Does Washington State require a license to broker a business sale?
Yes. Under Washington's RCW 18.85 and RCW 18.86, anyone who brokers the sale of a business that includes any real-property component — such as an owned building or a lease assignment — must hold a Washington State real estate broker license. This requirement is stricter than many other states. If you're selling a business with real estate attached, confirm your broker holds an active Washington license before signing an engagement agreement.
Who typically buys businesses in Spokane Valley — local buyers or outside investors?
The buyer pool is genuinely mixed. Local owner-operators — many already working in healthcare, logistics, or manufacturing — account for a significant share of deals. But Spokane Valley's position as the Inland Northwest's primary goods-movement corridor, anchored by the Yardley rail intermodal facility and the Barker Logistics Center, also draws outside investors seeking distribution or warehousing platforms. Financial buyers and private equity groups increasingly look at this corridor for supply-chain consolidation plays.
How do brokers protect confidentiality in a small, tight-knit market like Spokane Valley?
A qualified broker controls information through a structured process: the business is marketed without its name or exact location until a buyer signs a Non-Disclosure Agreement (NDA). Financials are shared only after NDA execution and buyer qualification. In a close-knit community like Spokane Valley, brokers also avoid posting on local social media, stage buyer meetings off-site, and may use blind listings that describe the business type and financials without identifying details that locals could connect to a specific owner.
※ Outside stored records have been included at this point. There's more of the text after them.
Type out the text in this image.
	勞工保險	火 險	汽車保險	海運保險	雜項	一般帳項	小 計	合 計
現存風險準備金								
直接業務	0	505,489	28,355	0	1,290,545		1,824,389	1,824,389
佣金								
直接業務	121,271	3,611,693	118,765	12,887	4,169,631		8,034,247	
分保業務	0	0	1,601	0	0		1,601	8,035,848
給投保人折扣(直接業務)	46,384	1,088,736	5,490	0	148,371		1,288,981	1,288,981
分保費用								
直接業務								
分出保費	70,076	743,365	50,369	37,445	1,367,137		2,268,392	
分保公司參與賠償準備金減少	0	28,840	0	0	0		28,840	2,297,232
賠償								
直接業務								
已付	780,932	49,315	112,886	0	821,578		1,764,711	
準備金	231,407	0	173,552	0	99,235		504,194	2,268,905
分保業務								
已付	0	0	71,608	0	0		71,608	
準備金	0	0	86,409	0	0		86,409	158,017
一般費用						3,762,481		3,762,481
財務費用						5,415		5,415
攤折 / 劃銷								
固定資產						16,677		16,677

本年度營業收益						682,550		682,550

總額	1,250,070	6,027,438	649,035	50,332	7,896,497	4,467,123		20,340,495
What types of businesses are easiest to sell in Spokane Valley right now?
Healthcare-adjacent service businesses — medical staffing, home health, behavioral health, and outpatient services — tend to attract strong buyer interest, backed by the area's healthcare sector employing 47,926 workers as of 2024. Industrial businesses tied to logistics and distribution also see steady demand given the infrastructure at Spokane Valley's rail and warehouse corridors. Businesses with documented recurring revenue, transferable contracts, and low owner-dependency generally sell faster and at better multiples regardless of sector.
Should I use a broker or try to sell my business myself in Spokane Valley?
Selling without a broker — called a FSBO or 'for sale by owner' deal — can save the commission, but it rarely saves money overall. Most unrepresented sellers price their business incorrectly, struggle to find qualified buyers, and face deal-killing surprises during due diligence. In Washington State, the licensing requirement under RCW 18.85 adds another layer: if your business involves real property, you may actually need a licensed broker involved to execute the transaction legally.